Monday, April 30, 2007

Procrastination Piece 1

I think I may be reaching the end of my endurance for the day. I've only written a page on my Historical Geology paper. I need to try and convince my professor that I know more about the geology of Gunnison Colorado than I really do. I don't think I'm going to do a good job. I have been putting it off for about a month now and am currently doing so on the micro level. I do a little, read something; do a little, look at something else; do a little, zone out.

I'm really good at procrastinating. "First things first, but not necessaily in that order" (Doctor Who).

However, I do not have a 'doctorate' in procrastination. A doctorate in procrastination, a friend of mine once explained, is to be able to put off all of your work until the last minute, spend a few concentrated hours doing it all, and still do it better than anyone else.

Perhaps that's just a savant in procrastination. Or a procrastination genius. Not all doctors are really geniuses....

So I have come up with about 15 topics to write about as I did my assignment and tacked them onto the bottom of my document. Don't worry: I'm not going to try and write about the all here. I don't think that would really make a good piece.

Really, this piece is about procrastination. So far, it's style is fitting. If only this weren't my style most of the time, it might actually mean something.

I started this because I pretty much used up all other avenues I have to procrastinate and I think I'm going to quit working in a little while. Hopefully I can get a fellow classmate to let me look at their paper before they turn it in. There are some things I don't even have a good idea for. Like the conclusion. What is the conclusion for the Geologic History of something? "So, yah, all of that happened. This and that was important. Um, yah. You know that if you read the paper.... But if you're reading this instead of teh paper, I have to wonder why you didn't read the introduction. They say the same thing but that's easier to find as it's at the beginning!

Procrastination. I'm even procrastinating on getting to my point. If I have one. Perhaps this should be about randomness or something. Absent-minded Attention Deficit Minded thinking. I'm good at that too. Perhaps they are similar. I think in a lot of ways, they are. I procrastinate a lot often because I simply don't want to think about what I am supposed to at that moment. I would rather think of something else. There certainly is something to be said for working on your own time-table and your own schedule. The biggest problem, of course, is how would you motivate yourself to finish anything if you weren't required? For many, that wouldn't be a problem, but for me... I don't finish anything in any sort of respectible time frame. Even if I am interested in it. Endings are hard and I get side-tracked by things that are easier.

I read a short piece by a fellow scholar who wondered why she didn't have the motivation to do her work even though she was interested in the subject and enjoyed to learn. I think a good part of it may be this. That we are naturally lazy most of the time. Even if we are supremely interested, it takes a lot of work to focus on one thing. It is much more fun to muse. Perhaps write something on it. Whatever. Than be forced to do this one thing!

That's the other part. I'm not alone in my contempt of being ordered. I rebell. Though I think I tend to do it a little more often than others.

If your study is driven from you, by you, for you, then you are more likely to enjoy doing it and work on it steadily. Motivating yourself to finish is another story. I'm not completely sure why it is so hard. The satisfaction from finishing something is very satisfying. As are many things that I procrastinate from.

But for me, the question begins to grow. My mind is enherently finiky. I'll want to go for a run but procrastinate by writing. To procrastinate from writing, I'll go for a run. Even though I know I will enjoy difficulty (and often pain) I will still tend to avoid it and get mad at myself.

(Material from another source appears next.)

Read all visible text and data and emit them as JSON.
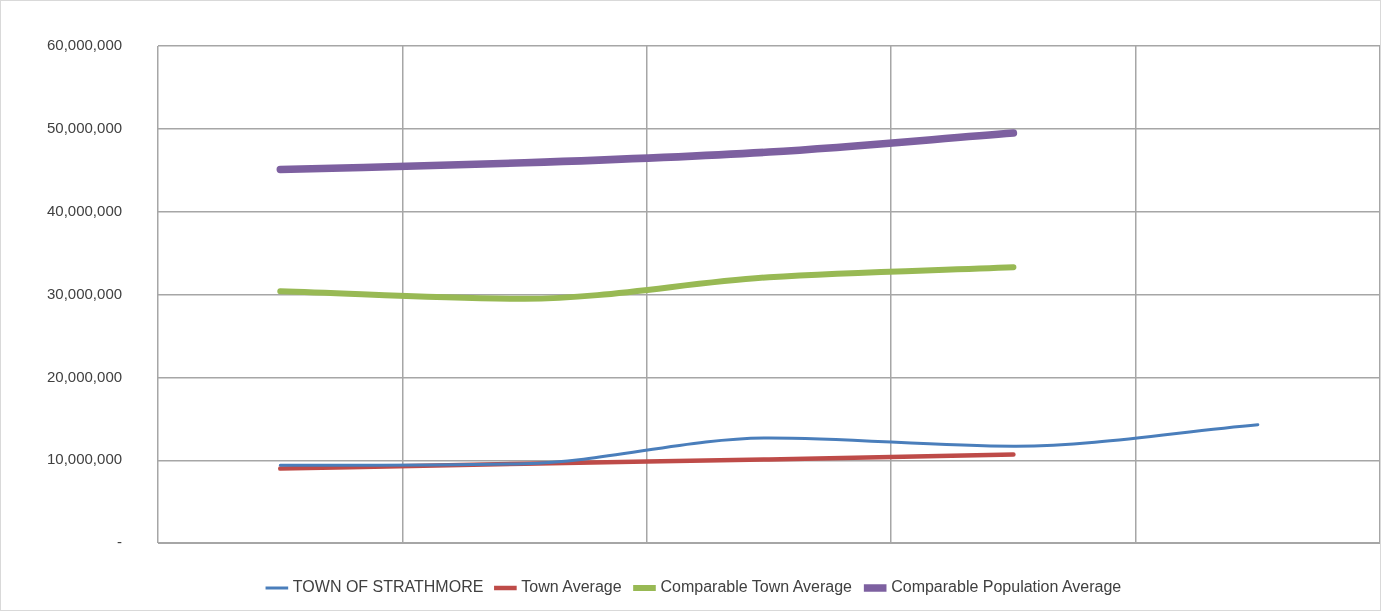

Yet the behaviour doesn't change. There are no positives that I really know, and the behaviour doensn't change. When I do it anyway, stop procrastinating and run or write or whatever, I am rewarded by feeling good about myself (however breifly)... and yet the behaviour doesn't change. People are stupid and crazy, and I am, unfortuneatly, human.

Damn.

The best thing to do, is to fight it. Do what you know is best, what you might even like the most, even if your mind shys from it. Try and get to the bottom of why, but realize it may just be a hardwired malfuction. Once upon a time, being lazy was a little more benificial than now, perhaps. (this is an archeological/biological hypothesis) Maybe it conserved scarce energy, diets were often poorer, food scarcer, predation more common. Biologically, I suppose, it makes sence for your body to avoid what it hard. It's hard, after all. But mentially, we must remember that it's good for us anyway.

And how did my discussion get here?

Because procrastination is easy. Even if you would rather do what you are avoiding and like it.